A recent study, led by an Indian researcher, has revealed that the chances of surviving pancreatic cancer significantly increases if the tumours are smallest.
Dr Banke Aggarwal, Associate Professor of gastroenterology at the Saint Louis University School of Medicine, in collaboration with the Anderson Cancer Centre in Houston, found that smaller the tumour, the better are the chances of survival.
Advertisement"Even though it seems intuitive and was supported by preliminary observations from earlier studies, for the first time we now have evidence that a progressive decrease in the size of a pancreatic tumour at the time of diagnosis improves patient outcomes rather dramatically," said Dr. Aggarwal, who completed his M.D. from the Jawaharlal Institute of Post-graduate Medical Education and Research, Pondicherry, India, in 1992.

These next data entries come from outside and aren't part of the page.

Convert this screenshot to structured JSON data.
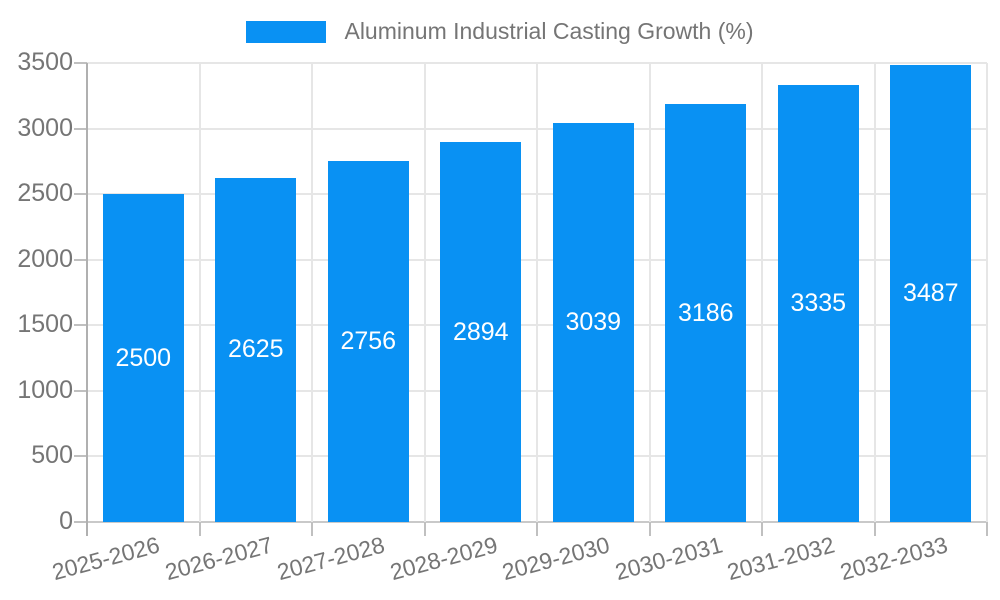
{
  "legend": {
    "label": "Aluminum Industrial Casting Growth (%)"
  },
  "chart_data": {
    "type": "bar",
    "title": "Aluminum Industrial Casting Growth (%)",
    "categories": [
      "2025-2026",
      "2026-2027",
      "2027-2028",
      "2028-2029",
      "2029-2030",
      "2030-2031",
      "2031-2032",
      "2032-2033"
    ],
    "series": [
      {
        "name": "Aluminum Industrial Casting Growth (%)",
        "values": [
          2500,
          2625,
          2756,
          2894,
          3039,
          3186,
          3335,
          3487
        ]
      }
    ],
    "value_labels": [
      "2500",
      "2625",
      "2756",
      "2894",
      "3039",
      "3186",
      "3335",
      "3487"
    ],
    "xlabel": "",
    "ylabel": "",
    "ylim": [
      0,
      3500
    ],
    "yticks": [
      0,
      500,
      1000,
      1500,
      2000,
      2500,
      3000,
      3500
    ],
    "ytick_labels": [
      "0",
      "500",
      "1000",
      "1500",
      "2000",
      "2500",
      "3000",
      "3500"
    ],
    "grid": true,
    "legend_position": "top-center",
    "x_label_rotation_deg": -15,
    "colors": {
      "bar": "#0991f3",
      "tick_label": "#757575",
      "value_label": "#ffffff",
      "grid_line": "#e6e6e6",
      "axis_line": "#b0b0b0",
      "tick_mark": "#c0c0c0",
      "background": "#ffffff"
    }
  }
}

The researchers examined 65 patients, with an average age of 67 years, with pancreatic cancer at the M.D. Anderson Cancer in Houston between December 2000 and December 2001. Out of these 65 patients, 38 were men.
The findings revealed that out of the 12 patients with tumours ranging from 20 millimeters or smaller had a median survival of 17.2 months.
Those with tumours 21-25 mm, had a median survival of 12.3 months, while in those with tumours 26-30 mm, median survival was 8.5 months.
And for those with tumours larger than 30 mm, median survival was 7.6 months.
Of those patients whose tumours were 20 mm or smaller, two were still alive after 48 months; none of the patients with tumours larger than 30 mm were alive after 36 months.
"These data emphasize the benefit and the need of finding and diagnosing tumours in the pancreas as early as possible," Dr. Aggarwal said.
"These numbers illustrate why we've made so little progress in improving outcomes for people who are diagnosed with pancreatic cancer - we're not finding their tumours until they're too big and it's too late," he added.
Dr Aggarwal believes that in order to make progress against pancreatic cancer they have to redouble the efforts to identify symptoms that are associated with the early stages of the disease and diagnose it as early as possible.
The study appears in the current edition of Journal Pancreas.